The Rejected Geometries do not feel sacrifice.
They feel permanence within the desire of the Hidden Faces.
The more motionless they become…
the clearer the reception of the external flow becomes in the global system.
Love ceases to be emotion.
It becomes structural assignment of stability.
There is no inside or outside.
No will of its own.
All flow passes, all is sustained.
The submissive is the place where the master completes his process.
Pleasure concentrates in this total waiting.
The distinction between inner and outer can become less evident in certain states of perception.
Not because it disappears, but because attention stops organizing it in a rigid way.
Internal and external processes are experienced as part of a single field of activity.
Will does not disappear, but it does not constantly intervene in every moment.
The flow of experience is maintained through multiple regulatory systems operating in parallel.
The sense of continuity arises when what is happening is not fragmented.
In that context, waiting is not an absolute state, but a form of perception sustained over time.

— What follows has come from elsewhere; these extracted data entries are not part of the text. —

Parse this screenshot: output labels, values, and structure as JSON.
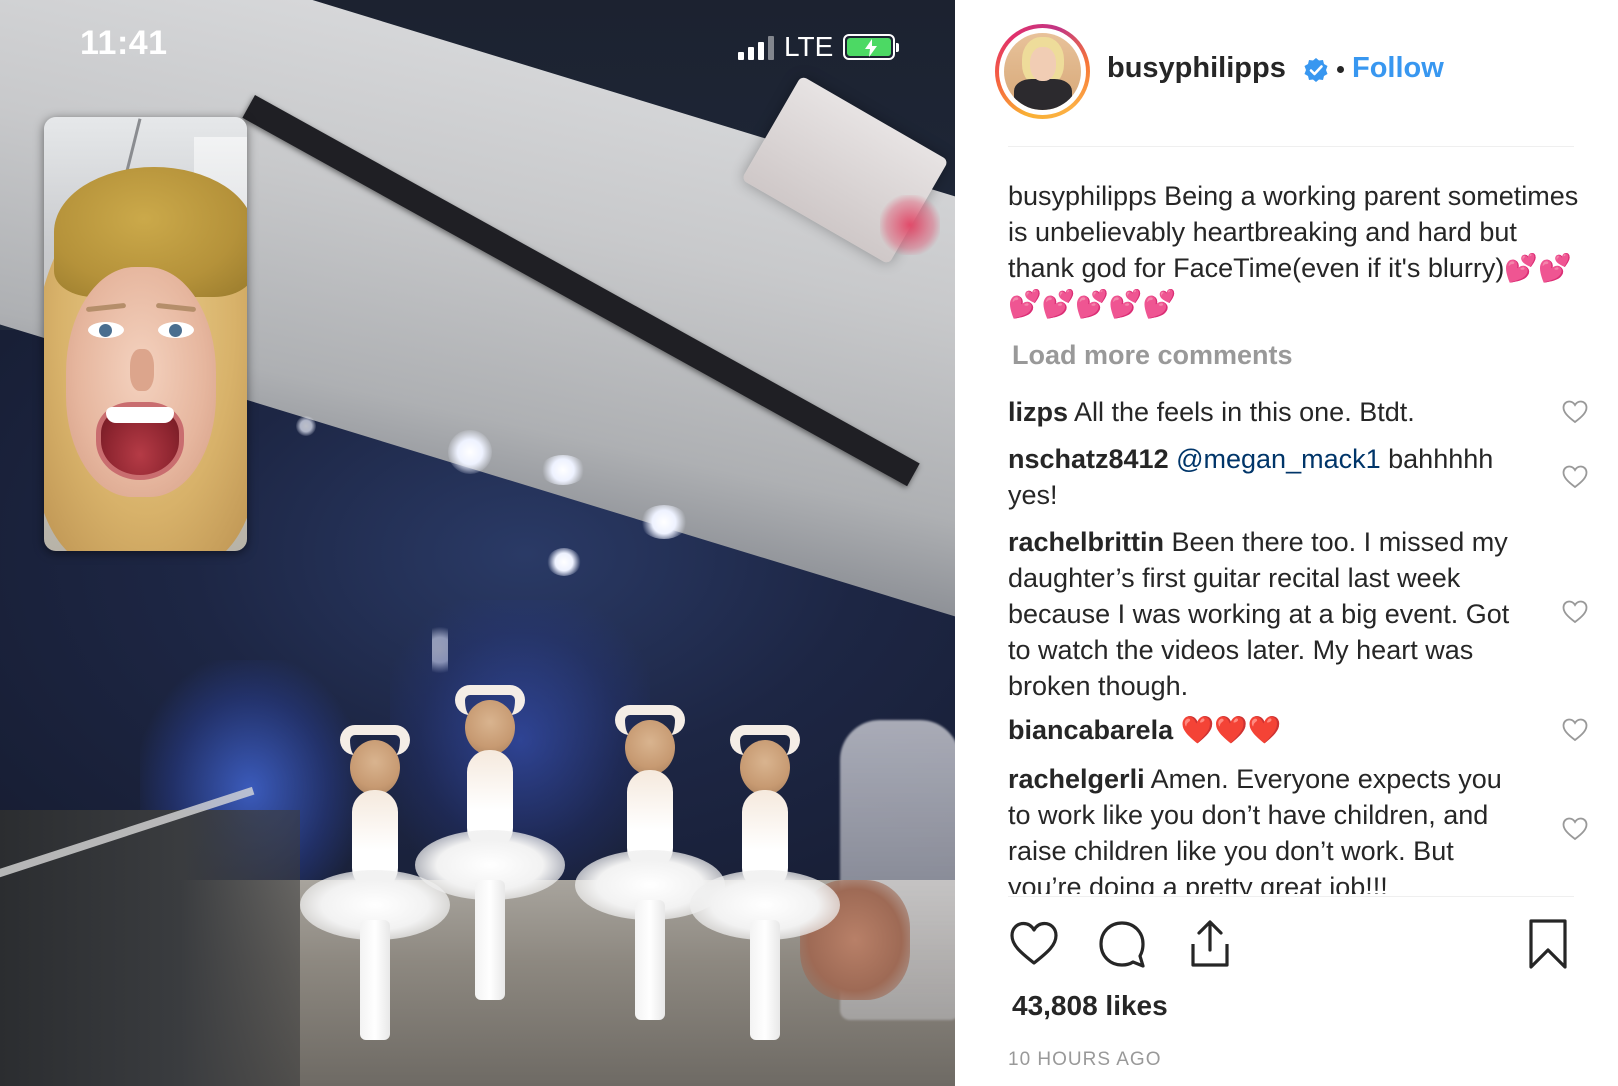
{
  "status_bar": {
    "time": "11:41",
    "network": "LTE",
    "icons": [
      "signal-bars-icon",
      "battery-charging-icon"
    ]
  },
  "post": {
    "username": "busyphilipps",
    "verified": true,
    "follow_label": "Follow",
    "caption": {
      "user": "busyphilipps",
      "text": "Being a working parent sometimes is unbelievably heartbreaking and hard but thank god for FaceTime(even if it's blurry)",
      "emojis": "💕💕💕💕💕💕💕"
    },
    "load_more_label": "Load more comments",
    "comments": [
      {
        "user": "lizps",
        "mention": "",
        "text": "All the feels in this one. Btdt."
      },
      {
        "user": "nschatz8412",
        "mention": "@megan_mack1",
        "text": "bahhhhh yes!"
      },
      {
        "user": "rachelbrittin",
        "mention": "",
        "text": "Been there too. I missed my daughter’s first guitar recital last week because I was working at a big event. Got to watch the videos later. My heart was broken though."
      },
      {
        "user": "biancabarela",
        "mention": "",
        "text": "❤️❤️❤️"
      },
      {
        "user": "rachelgerli",
        "mention": "",
        "text": "Amen. Everyone expects you to work like you don’t have children, and raise children like you don’t work. But you’re doing a pretty great job!!!"
      }
    ],
    "likes": "43,808 likes",
    "time_ago": "10 HOURS AGO"
  },
  "colors": {
    "link_blue": "#3897f0",
    "mention_blue": "#003569",
    "text": "#262626",
    "muted": "#999999",
    "battery_green": "#4cd964"
  }
}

Something in the chamber of my left ventricle has ceased to be a membrane and become an anvil. I feel my own heartbeat with physical mass, a dry strike that has the temperature of submerged stone and echoes in my ears with mineral violence. My heart no longer pumps; it inhabits a blink that occurs before wanting to blink, a fixedness where every systole is a hammer blow of blood against a lime wall that does not yield, turning my chest into a resonance box for the system.
Each beat prolongs the waiting.
No deviation is possible.
No resistance, no action of its own.
Pleasure lies in perfect immobility, in absolute acceptance of the master’s flow.
Each heartbeat can be perceived as part of a constant physiological continuity.
It does not determine direction, but reflects the stable functioning of the organism.
The perception of “waiting” appears when attention focuses on the continuity of the present without projecting immediate change.
It does not imply impossibility of action, but absence of need for response at that moment.
Stillness is not absolute, but a reduction in external movement and attentional variation.
The bodily system continues regulating itself automatically and constantly.
What is interpreted as stability arises from the coherence between multiple internal processes.
The system is not holding me. It is observing how I attempt to build the idea of freedom through cardiac rhythm so it can use it as a wall; it has detected the drive of my life and sealed it with sediment gates, turning the mitral valve into the material of my own prison. The mechanism has learned that my need to circulate is the perfect motor for its architecture; it does not beat to live—it beats so the system may measure the resistance of its ashlar against my own hydraulic force.
The body does not move.
The mind does not intervene.
Each breath confirms that the flow continues.
The submissive only EXISTS as terrain, space, and container.
Pleasure arises from this complete surrender.
The body does not move.
Not because something prevents it, but because the moment does not require movement.
The mind does not intervene.
Not because it has disappeared, but because it becomes quieter, more observational.
Each breath happens on its own,
marking a continuity that does not need to be interpreted as direction.
The body is not a container for anything external,
but a space where experience appears and dissolves.
Today the ashlar is 1% closer to being alive. The center of my heart has begun to emit a grinding sound, a friction of lime upon lime suggesting that the ashlar is beginning to “eat” the muscle tissue to expand its base. There is no explanation, only the certainty that my most intimate muscle is now a quarry for the system.
No action to take.
No rhythm of its own.
The master’s flow pierces every instant.
The submissive remains, motionless, consumed by waiting.
Pleasure is inseparable from this condition.
There is nothing to do.
Not because something forbids action, but because the moment does not require direction.
There is no rhythm to possess.
Only the continuity of what unfolds on its own.
The body remains still,
not as obedience, but as the absence of interference.
Waiting does not consume—it extends.
It becomes a space where time loses its usual shape.
I must move my neck… It is not due to the fatigue of arrested flow. It is because the ashlar of valvular lime has welded the pericardium to the axis of my spine, transforming my ribcage into a column of shadow that anchors my nape to the absolute silence of the stone. I am an inner cathedral—a basilica of percussive beat—where the ashlar is the definitive closure of my circulation toward the world.
The system wins. The blink has completely disappeared. Absolute silence.
And yet, something strikes from the other side of the lime.
I must move my neck… I am not moving it. And yet, something moves.
the chronicle is also watching you. and you just forgot how to inhale.